We generated a linked cluster and member mock entirely from NumCosmo C objects: the cluster abundance and proxies produce the cluster catalog, a halo occupation distribution populates each cluster with galaxies, and MockPipeline returns both as astropy tables linked by id.
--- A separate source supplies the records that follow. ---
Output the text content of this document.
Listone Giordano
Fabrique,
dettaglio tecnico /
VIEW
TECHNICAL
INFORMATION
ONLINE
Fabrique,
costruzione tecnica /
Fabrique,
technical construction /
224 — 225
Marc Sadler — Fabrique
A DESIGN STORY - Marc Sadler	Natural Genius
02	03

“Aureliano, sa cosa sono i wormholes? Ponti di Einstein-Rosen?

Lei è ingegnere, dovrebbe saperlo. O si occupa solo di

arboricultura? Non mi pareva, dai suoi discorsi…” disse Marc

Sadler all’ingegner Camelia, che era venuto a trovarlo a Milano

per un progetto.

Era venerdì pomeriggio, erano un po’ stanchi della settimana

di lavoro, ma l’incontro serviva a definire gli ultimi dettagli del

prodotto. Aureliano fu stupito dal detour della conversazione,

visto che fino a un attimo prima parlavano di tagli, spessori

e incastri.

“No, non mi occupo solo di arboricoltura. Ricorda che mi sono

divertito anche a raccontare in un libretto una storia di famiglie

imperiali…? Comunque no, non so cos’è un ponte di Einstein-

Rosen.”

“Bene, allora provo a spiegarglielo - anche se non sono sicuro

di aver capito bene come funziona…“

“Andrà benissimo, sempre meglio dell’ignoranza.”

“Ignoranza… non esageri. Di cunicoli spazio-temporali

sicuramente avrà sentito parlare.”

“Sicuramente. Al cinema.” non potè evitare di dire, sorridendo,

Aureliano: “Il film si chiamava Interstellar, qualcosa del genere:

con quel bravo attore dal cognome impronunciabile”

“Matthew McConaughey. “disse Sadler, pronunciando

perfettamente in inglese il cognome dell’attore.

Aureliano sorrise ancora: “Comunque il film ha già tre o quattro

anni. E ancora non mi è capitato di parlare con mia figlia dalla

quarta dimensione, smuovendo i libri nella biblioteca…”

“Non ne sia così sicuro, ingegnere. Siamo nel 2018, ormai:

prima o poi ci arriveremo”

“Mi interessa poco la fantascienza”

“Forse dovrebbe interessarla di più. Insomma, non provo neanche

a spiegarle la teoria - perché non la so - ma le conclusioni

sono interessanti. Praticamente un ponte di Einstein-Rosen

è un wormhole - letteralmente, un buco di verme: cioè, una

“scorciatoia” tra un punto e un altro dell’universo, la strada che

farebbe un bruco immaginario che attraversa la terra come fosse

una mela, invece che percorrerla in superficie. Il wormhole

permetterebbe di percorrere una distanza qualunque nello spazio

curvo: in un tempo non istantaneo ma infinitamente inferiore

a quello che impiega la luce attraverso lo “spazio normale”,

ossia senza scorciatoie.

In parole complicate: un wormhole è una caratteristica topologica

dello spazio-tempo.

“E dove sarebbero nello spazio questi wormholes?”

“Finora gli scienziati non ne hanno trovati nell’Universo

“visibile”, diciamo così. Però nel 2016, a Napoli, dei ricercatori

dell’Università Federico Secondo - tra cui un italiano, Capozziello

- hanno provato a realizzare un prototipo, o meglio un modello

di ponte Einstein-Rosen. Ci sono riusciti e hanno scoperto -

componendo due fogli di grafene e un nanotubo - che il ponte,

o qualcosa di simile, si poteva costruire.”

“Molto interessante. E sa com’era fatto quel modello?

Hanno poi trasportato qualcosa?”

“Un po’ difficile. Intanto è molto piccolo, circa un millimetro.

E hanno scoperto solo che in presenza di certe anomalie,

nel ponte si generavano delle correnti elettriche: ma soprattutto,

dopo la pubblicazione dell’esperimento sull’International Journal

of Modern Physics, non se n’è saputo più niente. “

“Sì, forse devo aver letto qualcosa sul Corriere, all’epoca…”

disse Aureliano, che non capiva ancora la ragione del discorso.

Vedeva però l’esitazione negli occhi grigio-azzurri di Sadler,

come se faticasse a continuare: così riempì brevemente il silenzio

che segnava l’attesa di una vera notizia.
These catalogs feed naturally into the Sky Match tools and the cluster number-counts likelihood.

API Reference

The objects used in this tutorial:

catalogs: NcHaloCatalog, NcmCatalog
generators: NcHaloCatalogGenerator (nc_halo_catalog_generator_set_footprint, nc_halo_catalog_generator_set_with_radius, nc_halo_catalog_generator_generate) and NcHaloCatalogMemberGenerator (nc_halo_catalog_member_generator_generate)
occupation: NcGalaxyHOD, NcGalaxyHODZheng07
footprint: NcmSkyFootprint, NcmSkyFootprintRectangular
abundance and proxies: NcClusterAbundance, NcClusterMassLnnormal, NcClusterPhotozGaussGlobal

The Python-level helpers MockPipeline and catalog_to_table live in the numcosmo_py.catalog subpackage.